RESEARCH | Tania Roth studies what happens to the brain when stress occurs early in life, seeking to pinpoint how those kinds of bad experiences can cause molecular changes to DNA.

Now, by participating in a national consortium of researchers, the assistant professor of psychology at UD is hoping to use her expertise to contribute to a better understanding of posttraumatic stress disorder (PTSD).

“Your early-life experiences can chemically tag your DNA, and that in turn can cause changes in the activity of your genes and behavior,” Roth says. “One question is: Do chemical tags on DNA produced by adverse early-life experiences make you more susceptible to developing PTSD if you experience trauma as an adult?”

PTSD has gained attention in recent years because of its rates of occurrence among soldiers who served in wars in Iraq and Afghanistan; more than 200,000 returning combat troops have been diagnosed with the disorder. But, Roth notes, many cases also occur outside the military—among victims of violent crimes and survivors of serious car accidents, for example.

Statewide center to focus on neuroscience

Tania Roth’s research is among the projects included in a five-year, $10.5 million grant from the National Institutes of Health that is funding a new Delaware Center for Neuroscience Research.

The center is a partnership between UD and Delaware State University (DSU), the lead institution where the center will be housed. The grant provides support for the established research projects of five investigators: Roth, Amy Griffin and Anna Klintsova, all faculty members in the Department of Psychology at UD, and two biology professors at DSU.

The Delaware center is being established to conduct cutting-edge scientific research on brain development and the neurobiology of learning, including such areas of study as memory and fetal alcohol syndrome. Of the total grant, DSU will receive $7.3 million and UD $3.2 million.

With UD’s doctoral neuroscience program having a behavioral focus in the psychology department, and DSU’s having a biological focus, researchers and students from both institutions are expected to benefit from cross-disciplinary collaborations.

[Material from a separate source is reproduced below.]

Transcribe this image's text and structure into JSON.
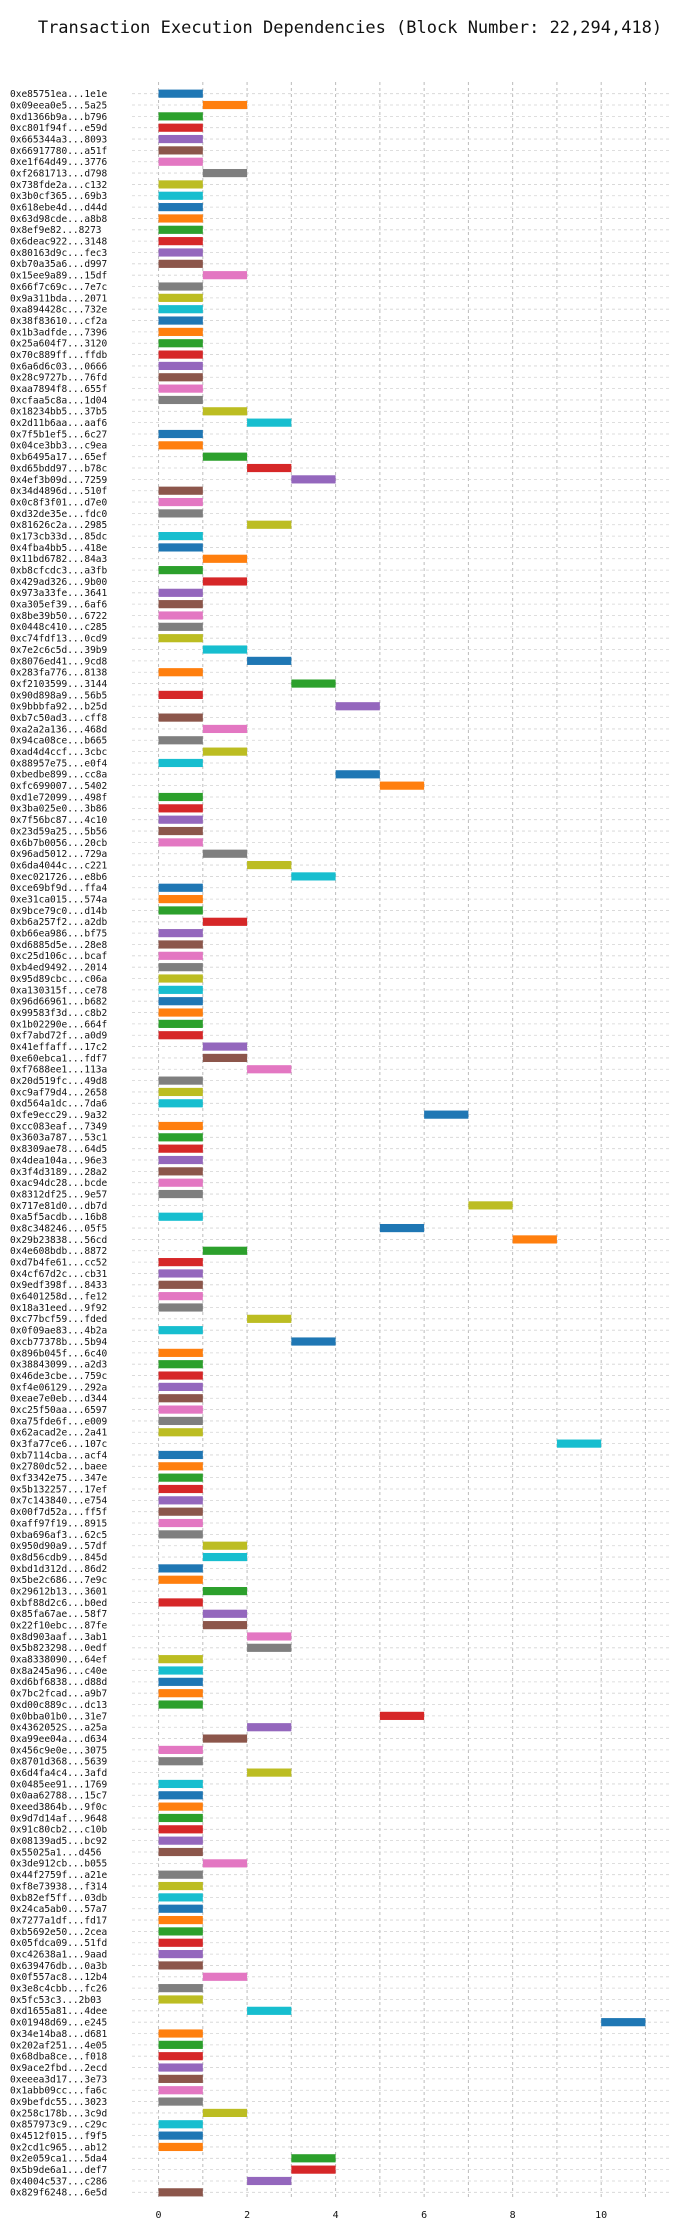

Draper Laboratory, a nonprofit research and development organization based in Cambridge, Mass., which created the PTSD consortium, estimates that 8 percent of Americans will suffer from the disorder at some point in their lives. The condition can lead to panic attacks, substance abuse, depression, suicide and medical problems including cardiovascular disease.

Roth is one of about 20 researchers involved in the group effort to find objective biomarkers that could be used to diagnose PTSD. Currently, the disorder is identified through patients’ reports of their symptoms and experiences.

“We know from animal models that stress does change the brain, so we know there must be a way to measure it objectively,” Roth says. “By looking at various biomarkers—hormone levels, genes, brain imaging—we hope to come up with a way to assist a psychiatrist or psychologist in making an assessment of PTSD. This wouldn’t replace the clinical assessments that are done now, but it could supplement them.”

Roth, who has been interested since graduate school in the effects of early-life experiences on the brain, works in the area of behavioral epigenetics, or the study of specific molecular modifications that change gene expression and produce short- and long-term effects on physiology and behavior. She uses a rodent model to investigate the relationship between environmental experiences and life-long patterns of gene expression and behavior.